Wednesday, July 11, 2007

Beach Bum Barry

With his guileless smile, his glib tongue and that easygoing charm, I would assume that Big Bicep Barry would be the perfect candidate for a man dealing with sales. I mean, how could someone resist his sales spiel? Trust me, the man could sell an igloo to an Eskimo ( provided they like guys with big guns ).

Yo, care to buy a bridge in Brooklyn?

Seems like the man's getting tired of chasing down clients all the way to the Arctic. Unable to reconcile with the endless slog in the family company, Big Bicep Barry has decided to branch into other paths instead. Somehow or rather drinking heavily during the other night has left him with multiple epiphanies. Weary with the neverending back-breaking obligations, he sent me a message this evening asking for some brainstorms. Since my first idea of working as a part-time gigolo cum pole dancer wasn't exactly to his discerning tastes, I managed to come up with several alternatives instead.


Dead boring, I know. But it does play to his skills - and obviously to his original job specifications. And hey with thick black frames and tie, he'd make a pretty sexy accountant.

Barry : It's been years. You do know that I can't recall anything about accounts now, right?

Diving instructor

Sure he'd love this job. Ferrying customers and students back and forth to the deep blue sea. Spending the other half of the time as the proverbial beach bum shelling, strumming the guitar and gazing at the waves. Not sure what his workaholic parents would think though ( would probably have a stroke come to think about it ).

Barry : Make that multiple heart attacks.

Club Med GO

Can't believe we never thought of this before. It's just perfect for a gregarious, amiable sort like him. Me, I would clam up and stare at people in bovine stupidity but I'm sure Barry would be happily chatting the Gentils Membres up in minutes.

Barry : Would they hire me?

Lounge singer

Last I heard he's still pretty much a karaoke king ( horror of horrors ). This renaissance man can strum a few tunes, mumble a few lines and he sure isn't afraid of the glaring spotlight. After all he did it all very well some time back. Anyone with a stage care to let him try?

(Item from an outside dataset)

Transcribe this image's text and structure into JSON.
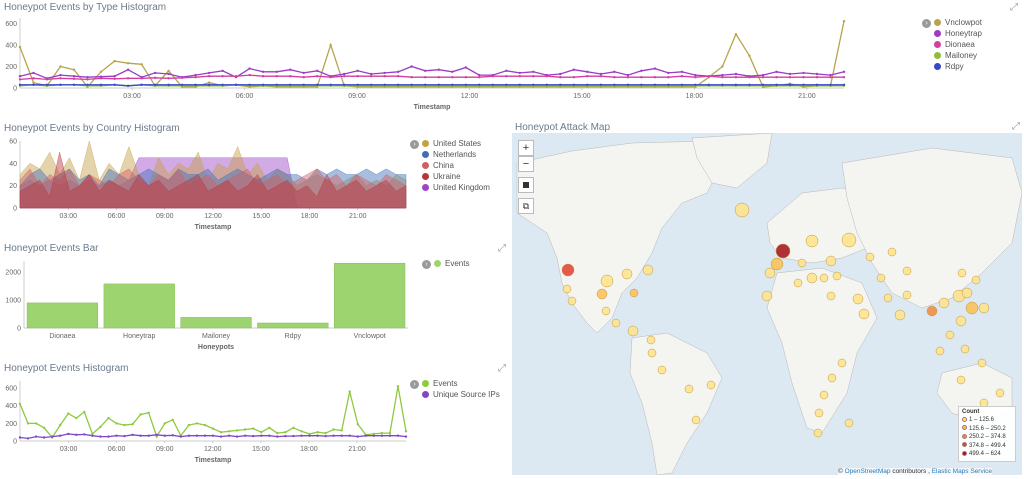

Barry : Uhh... no woman no cry?


Seriously. His idea, not mine. Supposedly the man has a mini nest egg stashed somewhere and wouldn't mind investing. Not sure what he's gonna sell though. Even with his vaunted charm, I doubt we could sell second-hand board shorts only ( since he has an endless collection from Billabong and Quiksilver ). What could he sell? Maybe he could open ye olde curiosity shop peddling reproduction antiques and I could be the buyer!

Barry : Hmmm...

We'll let him sleep on that.


Lewis said...

Now wait, I'm kind of, sort of, a beach bum too.....but I don't look like this. What's up?

Ryan said...

Let me know if he happened to try part-time gigolo cum pole dancer. I don't mind being his first customer.

:: samasam :: said...

dude, need ur mail add. mine is ..

mstpbound said...

i am so sick of lab right now that i might go with the shopkeeping option :/

jason said...

Do alert us where he'll be working. We'll come running. :P

jay said...

I did accounts 2 years ago and I can't remember anything either. What about a consultant. He uses his charm, his business skills and gets to explore tons of different places and industries.

Holden said...

How about being a masseur? Or is it masseuse? Damn, I don't know how to spell that... um, a person who massages people for a fee...? Am sure he'd be a shoo-in...

Sue said...

He could combine the Club Med / Dive Instructor / gigolo roles all into one and earn some serious cash I am sure. It would probably be a blast too!

Annie said...

I agree with Sue.

Jack.. *cough*.. Barry of all trades.

savante said...

Maybe it's the fresh air, lewis :P

Trying to imagine him pole dancing, ryan :)

Did that already, samasam.

Lab work is boring, I have to agree. Not gonna be forever, mstpbound.

I'll be there as well, jason.

Consultant for what, jay?

Masseur. Good idea, holden. Shall tell him that.

He would stare at the gigolo idea, I'm sure sue.